SIM also argues that the urgency here was the result of a lack of advance planning on the part of agency officials in that there would have been no need for the agency to terminate the task order issued under the RFQ and resolicit the requirement--and thus no need for the 3-month order for services during the interim period while the resolicitation is conducted'-had the agency engaged in adequate planning prior to issuing the RFQ. We are not persuaded by the protester's argument; we do not consider an immediate need for services that arises as a result of an agency's implementation of corrective action in response to a protest to be the result of a lack of advance planning. See Chapman Law Firm Co., LPA, B-296847, Sept. 28, 2005, 2005 CPD para. 175 at 3; Computers Universal, Inc., B-296536, Aug. 18, 2005, 2005 CPD para. 160 at 3.
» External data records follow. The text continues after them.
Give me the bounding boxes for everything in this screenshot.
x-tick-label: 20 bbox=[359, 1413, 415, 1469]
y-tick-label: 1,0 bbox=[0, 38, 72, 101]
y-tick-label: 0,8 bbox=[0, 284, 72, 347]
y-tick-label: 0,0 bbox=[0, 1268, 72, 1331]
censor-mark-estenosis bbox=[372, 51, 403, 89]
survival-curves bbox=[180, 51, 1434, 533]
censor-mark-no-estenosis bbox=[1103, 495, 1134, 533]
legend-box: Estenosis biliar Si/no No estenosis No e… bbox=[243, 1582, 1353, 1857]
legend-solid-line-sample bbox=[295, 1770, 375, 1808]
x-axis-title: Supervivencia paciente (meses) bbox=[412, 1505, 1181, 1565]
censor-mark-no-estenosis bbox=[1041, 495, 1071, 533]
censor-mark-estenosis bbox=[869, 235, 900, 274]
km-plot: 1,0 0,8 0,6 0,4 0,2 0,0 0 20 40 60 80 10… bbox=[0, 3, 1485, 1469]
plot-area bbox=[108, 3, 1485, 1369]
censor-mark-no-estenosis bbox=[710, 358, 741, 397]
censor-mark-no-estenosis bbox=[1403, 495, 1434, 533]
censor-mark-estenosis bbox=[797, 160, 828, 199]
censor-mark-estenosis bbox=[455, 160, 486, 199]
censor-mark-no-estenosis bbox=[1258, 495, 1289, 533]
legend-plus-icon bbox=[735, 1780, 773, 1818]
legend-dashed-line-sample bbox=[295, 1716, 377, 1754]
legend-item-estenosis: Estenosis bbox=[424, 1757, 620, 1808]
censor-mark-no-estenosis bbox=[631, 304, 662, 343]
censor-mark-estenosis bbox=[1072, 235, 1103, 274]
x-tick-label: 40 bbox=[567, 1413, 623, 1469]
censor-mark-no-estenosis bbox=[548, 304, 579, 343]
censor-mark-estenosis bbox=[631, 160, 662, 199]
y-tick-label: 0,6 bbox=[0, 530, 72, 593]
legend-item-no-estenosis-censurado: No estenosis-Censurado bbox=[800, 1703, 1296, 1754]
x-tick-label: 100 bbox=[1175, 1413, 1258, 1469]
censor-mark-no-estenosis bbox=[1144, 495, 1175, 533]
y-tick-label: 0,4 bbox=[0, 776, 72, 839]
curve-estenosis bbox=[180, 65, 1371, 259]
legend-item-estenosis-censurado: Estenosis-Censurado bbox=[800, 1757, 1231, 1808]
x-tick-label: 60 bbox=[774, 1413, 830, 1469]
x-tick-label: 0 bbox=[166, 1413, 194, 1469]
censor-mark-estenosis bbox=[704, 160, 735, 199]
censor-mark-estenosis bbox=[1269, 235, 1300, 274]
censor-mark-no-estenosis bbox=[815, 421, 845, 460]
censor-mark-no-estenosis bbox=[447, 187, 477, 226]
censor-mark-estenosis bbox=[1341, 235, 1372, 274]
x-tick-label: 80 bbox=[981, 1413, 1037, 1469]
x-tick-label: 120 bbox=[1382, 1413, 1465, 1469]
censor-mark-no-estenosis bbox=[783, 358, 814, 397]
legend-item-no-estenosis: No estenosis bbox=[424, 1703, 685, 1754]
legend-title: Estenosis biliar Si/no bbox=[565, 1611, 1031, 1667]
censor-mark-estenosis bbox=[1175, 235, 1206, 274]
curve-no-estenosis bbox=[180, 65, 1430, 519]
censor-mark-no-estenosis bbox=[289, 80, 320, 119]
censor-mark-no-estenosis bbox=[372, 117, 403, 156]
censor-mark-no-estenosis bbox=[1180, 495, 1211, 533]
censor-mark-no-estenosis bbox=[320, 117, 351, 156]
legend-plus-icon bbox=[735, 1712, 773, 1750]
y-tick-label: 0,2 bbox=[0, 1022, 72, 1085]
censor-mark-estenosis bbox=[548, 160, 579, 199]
Finally, the protester points out that the limited sources justification document was not executed until June 7, 2010, approximately a week after it filed its protest with our Office (and more than 2 weeks after the bridge task order was issued to MANCON). FAR sect. 8.405-6 requires that the agency document in writing the basis for its decision to limit competition, but it does not require that the justification be executed prior to award. Moreover, where circumstances sufficient to support a justification are present, the lack of a contemporaneous written justification is not a sufficient reason for sustaining a protest. See General Elec. Med. Sys., B-231342, Aug. 26, 1988, 88-2 CPD para. 185 at 3.

The protest is denied.

Lynn H. Gibson
Acting General Counsel



[1] For orders exceeding the micro-purchase threshold, such as the one here, consideration of at least three schedule contractors is required. FAR sections 8.405-1(c), 8.405'2(c)(2).

[2] SIM filed an agency-level protest prior to protesting to our Office, and the agency did not suspend performance. At the time the agency terminated the task order, MANCON had already been performing 72 days.